D206 - Data Cleaning
Data Cleaning continues building proficiency in the data analytics life cycle with data preparation skills. This course addresses exploring, transforming, and imputing data as well as handling outliers. Learners write code to manipulate, structure, and clean data as well as to reduce features in data sets. The following courses are prerequisites: The Data Analytics Journey, and Data Acquisition.
Course Analysis
Starting this course I neglected the course materials for most of the class, assuming it would focus solely on data cleaning. However, I later realized this approach was flawed. The project also covered principal component analysis (PCA), a topic I was less acquainted with. I discovered that the class project guide, which I call the “secret” rubric, was much more instructive than the official one, which was too vague and sometimes misleading.
In contrast to previous courses where specific data issues were outlined for correction, this class left the identification of such problems to the students. In the churn dataset I worked with, I didn’t find any outliers that needed removal. This should be confirmed and documented the approach to handling missing values was left to my discretion, provided I could justify my methods. My strategy might have been unconventional, but it was effective enough to pass the performance assessment. The primary task was to correct columns with incorrect data types to ensure data consistency.
The data cleaning process was straightforward; however, the performance assessment demanded a meticulous breakdown of each step. For instance, it wasn’t enough to simply correct integer-formatted zip codes; I had to write code to pinpoint the problem, describe the solution, implement the fix, and then confirm the correction. This detailed segmentation of the workflow, which typically would be more iterative, felt unnatural and time-consuming, as it required extensive documentation for each fix rather than focusing on the practical aspect of resolving the issues.
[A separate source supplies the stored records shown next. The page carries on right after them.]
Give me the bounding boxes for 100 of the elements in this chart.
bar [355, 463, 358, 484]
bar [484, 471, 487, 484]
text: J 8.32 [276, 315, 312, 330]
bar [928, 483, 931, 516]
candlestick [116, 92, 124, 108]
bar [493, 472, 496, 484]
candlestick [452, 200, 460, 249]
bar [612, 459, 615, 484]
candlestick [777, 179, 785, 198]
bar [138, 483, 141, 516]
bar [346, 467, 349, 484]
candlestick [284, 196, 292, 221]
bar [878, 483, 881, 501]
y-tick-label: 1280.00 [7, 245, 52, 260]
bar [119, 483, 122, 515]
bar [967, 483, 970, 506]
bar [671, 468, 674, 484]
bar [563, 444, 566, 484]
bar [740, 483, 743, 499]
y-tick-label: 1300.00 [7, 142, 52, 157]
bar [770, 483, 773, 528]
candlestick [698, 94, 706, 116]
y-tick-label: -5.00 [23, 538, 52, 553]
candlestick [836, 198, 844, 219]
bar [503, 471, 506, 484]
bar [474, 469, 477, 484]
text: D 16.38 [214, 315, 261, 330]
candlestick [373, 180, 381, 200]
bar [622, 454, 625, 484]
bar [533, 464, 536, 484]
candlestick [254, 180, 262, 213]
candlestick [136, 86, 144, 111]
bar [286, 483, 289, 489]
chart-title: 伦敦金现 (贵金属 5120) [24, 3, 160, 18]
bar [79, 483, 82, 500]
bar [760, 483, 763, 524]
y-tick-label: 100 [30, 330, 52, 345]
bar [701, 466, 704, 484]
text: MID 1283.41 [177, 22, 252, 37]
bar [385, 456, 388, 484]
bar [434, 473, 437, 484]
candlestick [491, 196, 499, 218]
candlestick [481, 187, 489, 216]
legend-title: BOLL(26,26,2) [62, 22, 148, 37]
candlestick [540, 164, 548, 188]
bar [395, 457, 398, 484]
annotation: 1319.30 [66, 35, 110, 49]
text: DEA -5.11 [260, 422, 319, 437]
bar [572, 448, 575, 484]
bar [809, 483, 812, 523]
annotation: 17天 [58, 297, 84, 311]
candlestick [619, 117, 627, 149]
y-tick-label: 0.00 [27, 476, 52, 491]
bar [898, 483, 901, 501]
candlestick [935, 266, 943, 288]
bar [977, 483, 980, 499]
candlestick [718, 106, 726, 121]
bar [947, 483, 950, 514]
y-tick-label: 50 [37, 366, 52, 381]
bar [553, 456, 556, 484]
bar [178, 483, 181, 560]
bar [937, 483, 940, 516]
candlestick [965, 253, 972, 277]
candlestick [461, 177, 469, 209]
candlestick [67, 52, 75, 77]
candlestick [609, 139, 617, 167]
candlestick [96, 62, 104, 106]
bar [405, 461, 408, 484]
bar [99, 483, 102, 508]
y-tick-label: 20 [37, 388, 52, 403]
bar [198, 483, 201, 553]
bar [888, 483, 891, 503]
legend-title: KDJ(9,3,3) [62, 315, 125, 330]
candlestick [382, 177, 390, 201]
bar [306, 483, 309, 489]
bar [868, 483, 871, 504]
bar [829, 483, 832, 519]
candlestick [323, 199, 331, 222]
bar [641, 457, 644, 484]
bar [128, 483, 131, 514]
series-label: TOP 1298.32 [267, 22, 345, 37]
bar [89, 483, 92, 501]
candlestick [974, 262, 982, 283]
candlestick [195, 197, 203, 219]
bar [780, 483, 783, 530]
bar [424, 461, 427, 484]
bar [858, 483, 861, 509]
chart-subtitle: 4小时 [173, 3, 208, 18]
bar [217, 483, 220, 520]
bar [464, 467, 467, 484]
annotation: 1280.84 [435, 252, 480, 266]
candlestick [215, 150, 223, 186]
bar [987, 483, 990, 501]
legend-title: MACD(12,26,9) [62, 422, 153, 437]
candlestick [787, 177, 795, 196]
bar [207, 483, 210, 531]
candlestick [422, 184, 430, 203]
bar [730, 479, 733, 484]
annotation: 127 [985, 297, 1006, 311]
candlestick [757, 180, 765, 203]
The most demanding part of this performance assessment was undoubtedly the Principal Component Analysis (PCA) section at the end. PCA isn’t directly related to Data Cleaning, but it seems the course designers included it to broaden our analytical skills. I was unfamiliar with PCA, so this was a fresh learning curve for me. The course does touch upon PCA in Lesson 7, which could be beneficial to review. Dr. Middleton’s last lecture was particularly enlightening, offering a clear explanation of PCA and its coding within an hour—I skipped the Q&A session at the end. Additionally, Matt Brems’ article on Towards Data Science provided a thorough breakdown of PCA. In hindsight, the process was quite straightforward, especially with the code from Dr. Middleton’s lecture, but it was this new concept that initially slowed my progress.
Final Thoughts
The course was fairly decent overall. Dr. Middleton’s videos stood out as a highlight; they were excellent. However, the course falls short when it comes to the datasets provided. Having only engaged with the datasets twice, I already feel that not having a variety of datasets for different courses is a missed opportunity for students. It’s my concern that by the end of the degree, instead of showcasing a diverse portfolio of projects, we might end up with what feels like one extensive project that, while covering the full analytics lifecycle, could become repetitive and stale.